Whatever they may tell you and me, Fannie Mae executives work for Jack Lew. If they report a $66.5 billion profit, it only makes his job more difficult by drawing attention to the fact that there's lots of money coming into the Treasury and he hasn't made up his mind what to do about it yet. So they reported a $7.6 billion profit instead, along with more than $17 billion for all of 2012.
When I suggested that Fannie Mae executives chose not to report a $66.5 billion profit for fear of attracting too much attention, spokesman Pete Bakel did his best to act offended.
"This was an accounting decision.

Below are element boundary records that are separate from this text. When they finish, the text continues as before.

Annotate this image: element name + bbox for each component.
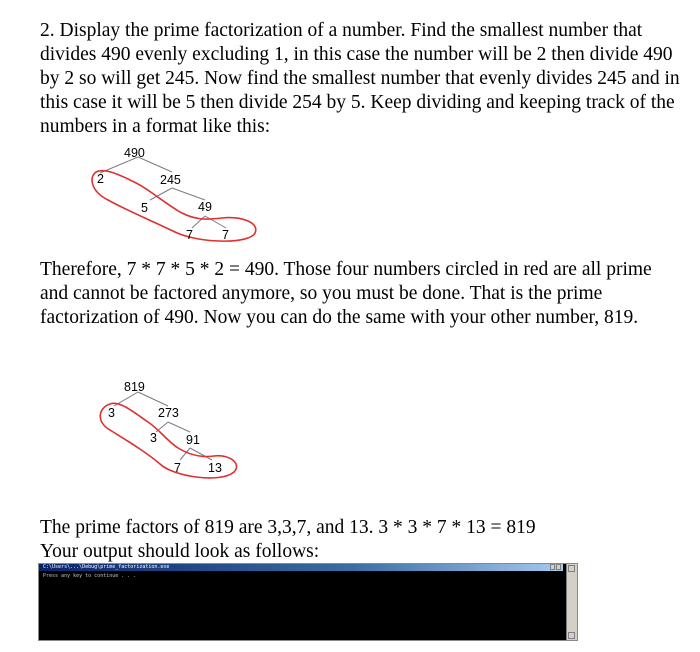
console-title: C:\Users\...\Debug\prime_factorization.exe (43, 564, 170, 570)
factor-tree-490 (0, 140, 300, 250)
factor-tree-819 (0, 372, 300, 492)
tree-490-245: 245 (160, 173, 181, 187)
console-output: Press any key to continue . . . (43, 573, 137, 579)
tree-490-factor-7a: 7 (186, 228, 193, 242)
minimize-button[interactable] (556, 564, 561, 570)
tree-490-root: 490 (124, 146, 145, 160)
tree-819-factor-13: 13 (208, 461, 222, 475)
tree-490-factor-7b: 7 (222, 228, 229, 242)
tree-819-factor-7: 7 (174, 461, 181, 475)
console-scrollbar[interactable] (566, 564, 577, 640)
tree-819-273: 273 (158, 406, 179, 420)
scroll-up-button[interactable] (568, 565, 575, 572)
tree-490-factor-2: 2 (97, 172, 104, 186)
branch-245-to-49 (172, 188, 205, 200)
tree-490-factor-5: 5 (141, 201, 148, 215)
result-paragraph (40, 516, 680, 564)
console-titlebar[interactable] (39, 564, 563, 571)
tree-819-factor-3b: 3 (150, 431, 157, 445)
tree-819-root: 819 (124, 380, 145, 394)
maximize-button[interactable] (550, 564, 555, 570)
branch-819-to-273 (138, 392, 168, 406)
intro-paragraph: 2. Display the prime factorization of a number. Find the smallest number that divides 490 evenly excluding 1, in this case the number will be 2 then divide 490 by 2 so will get 245. Now find the smallest number that evenly divides 245 and in this case it will be 5 then divide 254 by 5. Keep dividing and keeping track of the numbers in a format like this: (40, 20, 680, 137)
tree-819-branches (114, 392, 212, 460)
explanation-paragraph: Therefore, 7 * 7 * 5 * 2 = 490. Those four numbers circled in red are all prime and cannot be factored anymore, so you must be done. That is the prime factorization of 490. Now you can do the same with your other number, 819. (40, 259, 652, 328)
result-line: The prime factors of 819 are 3,3,7, and 13. 3 * 3 * 7 * 13 = 819 (40, 517, 536, 538)
tree-490-branches (100, 157, 226, 228)
console-window (38, 563, 578, 641)
output-intro-line: Your output should look as follows: (40, 541, 320, 562)
tree-490-49: 49 (198, 200, 212, 214)
tree-819-91: 91 (186, 433, 200, 447)
branch-273-to-91 (168, 422, 190, 432)
tree-819-factor-3a: 3 (108, 406, 115, 420)
scroll-down-button[interactable] (568, 632, 575, 639)
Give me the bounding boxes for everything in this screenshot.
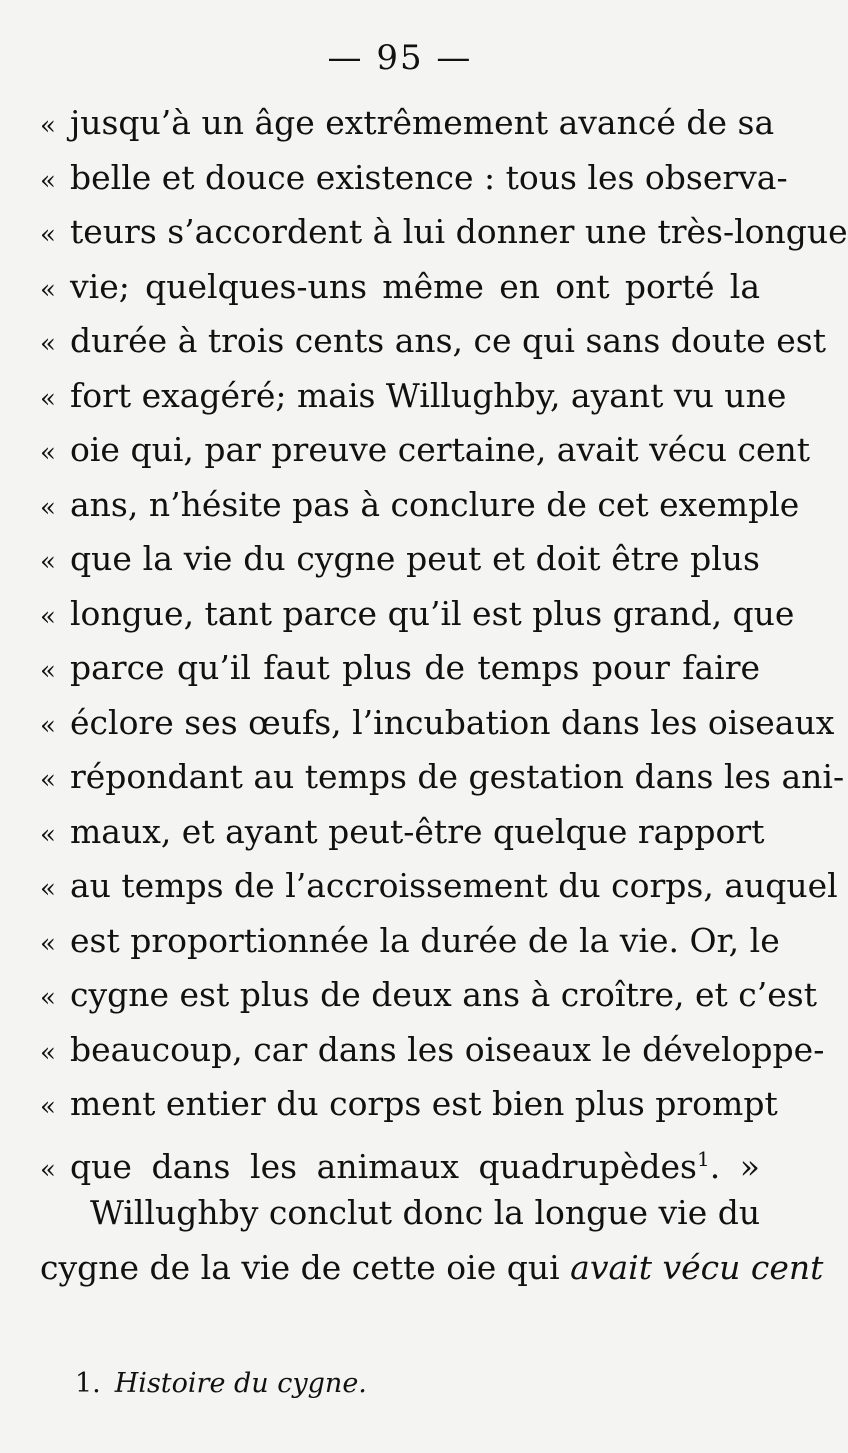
text-line xyxy=(40,587,795,642)
line-text: maux, et ayant peut-être quelque rapport xyxy=(70,811,765,851)
footnote-number: 1. xyxy=(75,1368,101,1399)
quote-mark: « xyxy=(40,329,56,359)
line-text: répondant au temps de gestation dans les ani- xyxy=(70,757,845,796)
line-text: beaucoup, car dans les oiseaux le développe- xyxy=(70,1029,825,1069)
body-text xyxy=(40,96,848,1295)
quote-mark: « xyxy=(40,983,56,1013)
quote-mark: « xyxy=(40,220,56,250)
quote-mark: « xyxy=(40,111,56,141)
text-line xyxy=(40,1132,760,1187)
line-text: éclore ses œufs, l’incubation dans les oiseaux xyxy=(70,702,835,742)
text-line xyxy=(40,260,760,315)
line-text: au temps de l’accroissement du corps, auquel xyxy=(70,866,838,905)
quote-mark: « xyxy=(40,547,56,577)
line-text: belle et douce existence : tous les observa- xyxy=(70,157,788,197)
quote-mark: « xyxy=(40,601,56,632)
quote-mark: « xyxy=(40,928,56,959)
line-text: ans, n’hésite pas à conclure de cet exemple xyxy=(70,484,800,524)
quote-mark: « xyxy=(40,710,56,741)
line-text: ment entier du corps est bien plus prompt xyxy=(70,1084,778,1123)
text-line xyxy=(40,1241,824,1296)
footnote xyxy=(75,1368,367,1399)
line-text: oie qui, par preuve certaine, avait vécu cent xyxy=(70,430,811,469)
line-text: cygne est plus de deux ans à croître, et c’est xyxy=(70,975,817,1014)
line-text: cygne de la vie de cette oie qui xyxy=(40,1247,571,1287)
quote-mark: « xyxy=(40,765,56,795)
line-tail: . » xyxy=(709,1146,760,1186)
text-line xyxy=(40,205,848,260)
text-line xyxy=(40,859,838,914)
text-line xyxy=(40,96,775,151)
quote-mark: « xyxy=(40,1037,56,1068)
quote-mark: « xyxy=(40,383,56,414)
text-line xyxy=(40,914,780,969)
line-text: jusqu’à un âge extrêmement avancé de sa xyxy=(70,103,775,142)
page-number: — 95 — xyxy=(327,38,473,78)
text-line xyxy=(40,968,817,1023)
quote-mark: « xyxy=(40,819,56,850)
line-text: que dans les animaux quadrupèdes xyxy=(70,1146,697,1186)
quote-mark: « xyxy=(40,165,56,196)
line-text: parce qu’il faut plus de temps pour faire xyxy=(70,648,760,687)
quote-mark: « xyxy=(40,656,56,686)
footnote-text: Histoire du cygne. xyxy=(114,1368,367,1399)
text-line xyxy=(40,1077,778,1132)
line-text: Willughby conclut donc la longue vie du xyxy=(90,1193,761,1232)
line-text: durée à trois cents ans, ce qui sans doute est xyxy=(70,321,827,360)
text-line xyxy=(40,532,760,587)
text-line xyxy=(40,423,811,478)
quote-mark: « xyxy=(40,492,56,523)
quote-mark: « xyxy=(40,438,56,468)
text-line xyxy=(40,750,845,805)
text-line xyxy=(40,314,827,369)
footnote-ref: 1 xyxy=(697,1146,710,1171)
line-text: est proportionnée la durée de la vie. Or, le xyxy=(70,920,780,960)
text-line xyxy=(40,369,787,424)
text-line xyxy=(40,696,835,751)
quote-mark: « xyxy=(40,874,56,904)
quote-mark: « xyxy=(40,1154,56,1185)
quote-mark: « xyxy=(40,274,56,305)
line-text: vie; quelques-uns même en ont porté la xyxy=(70,266,760,306)
line-text: que la vie du cygne peut et doit être plus xyxy=(70,539,760,578)
quote-mark: « xyxy=(40,1092,56,1122)
text-line xyxy=(40,805,765,860)
line-text: teurs s’accordent à lui donner une très-longue xyxy=(70,212,848,251)
text-line xyxy=(40,1186,760,1241)
text-line xyxy=(40,1023,825,1078)
line-text: fort exagéré; mais Willughby, ayant vu une xyxy=(70,375,787,415)
text-line xyxy=(40,478,800,533)
text-line xyxy=(40,641,760,696)
line-text: longue, tant parce qu’il est plus grand, que xyxy=(70,593,795,633)
italic-text: avait vécu cent xyxy=(570,1247,824,1287)
text-line xyxy=(40,151,788,206)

There's no fear in the profits," he said, adding, "we're very proud of the profits we made for 2012."
Bakel and another spokesman, Andrew Wilson, pointed out that Fannie Mae executives have made it clear that could release the valuation allowance as soon as the first quarter."
Could, would and should are all well and good, but as far as politicians are concerned the longer they can delay taking any action on Fannie and Freddie, the better.
To his credit, perhaps, Senator Corker of Tennessee appears to be taking the high road.
The profits of Fannie and Freddie, Corker stated in a press release, are "no excuse for inaction."
There's still lots to decide about the fate of Fannie and Freddie, which is to say the future of housing finance in the United States. Even the debate has barely begun. The increasing profitability of these giants, however, may ultimately force the government's hand.